‘Raising hackles means you’re not being ignored.’
When I began writing about ordinary, middle-class African Americans’ lives—especially in Thomas and Beulah, my third book of poetry, which deals with a solid lifelong marriage devoid of extraordinary drama—I was keenly aware that such experiences had not received their due in contemporary poetry. Whatever I pursue—writing poetry or teaching or speaking in public—I want to be excited by the challenge, curious about where life might next lead me. If I’m not both thrilled and terrified at the prospect of stepping out into unknown territory that might teach me something new, then something is wrong, then I’m too complacent.
Receiving the Pulitzer Prize was like having a spotlight turned on. Although I had published several books, I did not expect much in the way of media attention. Poets aren’t used to a lot of fanfare, particularly in this country; rarely are they thrust upon a national stage. And yet suddenly there was a growing audience reading my work and listening to me. As an artist, it was immensely gratifying to see how these stories dealing with intimate moments in the lives of ordinary people, those who’ll never make it into the history books, found resonance on a national level and beyond, regardless of race or gender.
Being chosen as our nation’s first African-American poet laureate was a further challenge. I felt called to speak to the importance of poetry, the humanities and the arts in our lives. It meant serving as a lightning rod for the American people in their quest for those truths that neither politics nor psychotherapy could address. And indeed, I was immediately inundated with letters from total strangers who were eager to tell me about the first time they had encountered poetry and how it had changed their lives. Many of these accounts began with “I don’t know much about poetry” and were often followed by a passionate description of a particular poem. These confessions impressed and saddened me. Because many of my correspondents had had no exposure to poetry as children in school, they were afraid of sounding “stupid” and being deemed unworthy of discussing this “elite” art form. Yet this trepidation could be overcome through the impact of a single poem, with the rapt reader finding emotional support and solace for his or her soul.

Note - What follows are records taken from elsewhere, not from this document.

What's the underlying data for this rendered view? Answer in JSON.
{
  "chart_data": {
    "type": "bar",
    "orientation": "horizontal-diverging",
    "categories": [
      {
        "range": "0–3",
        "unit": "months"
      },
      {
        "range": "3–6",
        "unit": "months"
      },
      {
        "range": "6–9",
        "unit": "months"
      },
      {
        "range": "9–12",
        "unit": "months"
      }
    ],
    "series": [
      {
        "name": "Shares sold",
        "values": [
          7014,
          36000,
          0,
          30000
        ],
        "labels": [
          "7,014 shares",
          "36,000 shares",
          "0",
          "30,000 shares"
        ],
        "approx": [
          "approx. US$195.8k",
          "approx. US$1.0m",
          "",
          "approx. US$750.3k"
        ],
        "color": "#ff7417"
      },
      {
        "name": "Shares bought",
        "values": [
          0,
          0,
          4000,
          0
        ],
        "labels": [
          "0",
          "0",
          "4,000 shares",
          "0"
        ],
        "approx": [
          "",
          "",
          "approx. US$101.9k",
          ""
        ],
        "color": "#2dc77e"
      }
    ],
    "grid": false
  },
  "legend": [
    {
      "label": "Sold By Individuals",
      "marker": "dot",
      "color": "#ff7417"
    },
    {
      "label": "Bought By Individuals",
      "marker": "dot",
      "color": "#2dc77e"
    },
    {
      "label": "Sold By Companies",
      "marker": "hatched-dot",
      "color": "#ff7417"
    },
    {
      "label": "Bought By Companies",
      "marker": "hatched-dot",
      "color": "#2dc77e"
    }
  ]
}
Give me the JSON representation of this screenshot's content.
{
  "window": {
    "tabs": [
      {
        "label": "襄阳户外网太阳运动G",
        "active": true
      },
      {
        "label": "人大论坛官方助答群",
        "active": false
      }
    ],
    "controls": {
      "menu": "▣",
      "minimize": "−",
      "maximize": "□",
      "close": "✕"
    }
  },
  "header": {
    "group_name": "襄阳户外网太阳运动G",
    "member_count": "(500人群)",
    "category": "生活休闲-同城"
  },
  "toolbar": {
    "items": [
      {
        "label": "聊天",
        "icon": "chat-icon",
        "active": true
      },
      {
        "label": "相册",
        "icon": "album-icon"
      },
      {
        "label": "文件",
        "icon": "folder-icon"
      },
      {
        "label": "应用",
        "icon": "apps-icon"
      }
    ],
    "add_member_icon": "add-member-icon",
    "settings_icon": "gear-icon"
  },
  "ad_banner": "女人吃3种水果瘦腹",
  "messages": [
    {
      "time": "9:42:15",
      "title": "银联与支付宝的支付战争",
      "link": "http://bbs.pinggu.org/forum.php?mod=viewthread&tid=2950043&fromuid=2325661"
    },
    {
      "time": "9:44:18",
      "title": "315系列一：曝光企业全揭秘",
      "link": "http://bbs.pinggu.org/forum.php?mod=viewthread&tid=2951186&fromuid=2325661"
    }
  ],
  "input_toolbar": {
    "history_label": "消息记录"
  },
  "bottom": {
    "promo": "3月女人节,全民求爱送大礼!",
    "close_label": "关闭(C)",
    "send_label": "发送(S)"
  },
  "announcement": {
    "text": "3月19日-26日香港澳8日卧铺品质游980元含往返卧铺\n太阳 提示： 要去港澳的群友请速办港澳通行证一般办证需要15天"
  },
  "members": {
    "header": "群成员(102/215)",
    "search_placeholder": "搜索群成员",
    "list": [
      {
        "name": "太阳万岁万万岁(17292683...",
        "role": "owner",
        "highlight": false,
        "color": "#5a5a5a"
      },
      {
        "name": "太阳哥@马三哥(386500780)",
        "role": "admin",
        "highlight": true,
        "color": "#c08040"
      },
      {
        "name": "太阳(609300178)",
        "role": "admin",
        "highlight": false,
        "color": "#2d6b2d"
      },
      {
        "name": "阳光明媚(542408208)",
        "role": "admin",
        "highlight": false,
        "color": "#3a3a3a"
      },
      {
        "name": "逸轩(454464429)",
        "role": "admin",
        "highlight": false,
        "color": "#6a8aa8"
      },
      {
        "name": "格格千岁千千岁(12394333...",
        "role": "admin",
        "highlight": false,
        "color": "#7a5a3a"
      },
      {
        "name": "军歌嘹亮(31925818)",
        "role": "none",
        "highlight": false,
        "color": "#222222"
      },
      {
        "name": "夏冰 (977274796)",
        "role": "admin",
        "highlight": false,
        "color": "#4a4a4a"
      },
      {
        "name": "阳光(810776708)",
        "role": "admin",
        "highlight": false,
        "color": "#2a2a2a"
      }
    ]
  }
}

When I was asked to be the sole editor of The Penguin Anthology of 20th Century American Poetry, I encountered another glass ceiling. Anthologies are often done by teams. For a lone individual (and an African-American woman at that!) to be given the responsibility of choosing who would represent American poetry for the entire past century was unheard of. Producing a mainstream anthology in a field dominated by a mostly white male establishment was a daunting task, and I took it very seriously. That there was some pushback came as no surprise—but raising hackles means you’re not being ignored; you’re pushing the conversation forward.
Although I am not a confrontational person by nature, racism and sexism are still very much alive, and whenever I encounter prejudice, I tackle the issues and move on, refusing to be sidetracked by hate or bitterness. When I was a young poet, my work was considered “slight” by some male critics. The sexist undertone was undeniable, though difficult to corroborate. These things are subtle. For example, during my 20s and 30s there was an unspoken rule that if you wore makeup or gave a poetry reading in a dress, you weren’t considered a serious artist—a variation on brain vs. beauty, that ancient claim that pretty girls are airheads and smart girls are plain. It sounds so trivial nowadays, yet the implications could be profound—or so I was told. To hell with it, was my response. This is who I am. I still wear skirts to readings. And I still like my lipstick!
Dove, who won the Pulitzer Prize for her poetry in 1987, served as U.S. poet laureate from 1993 to 1995.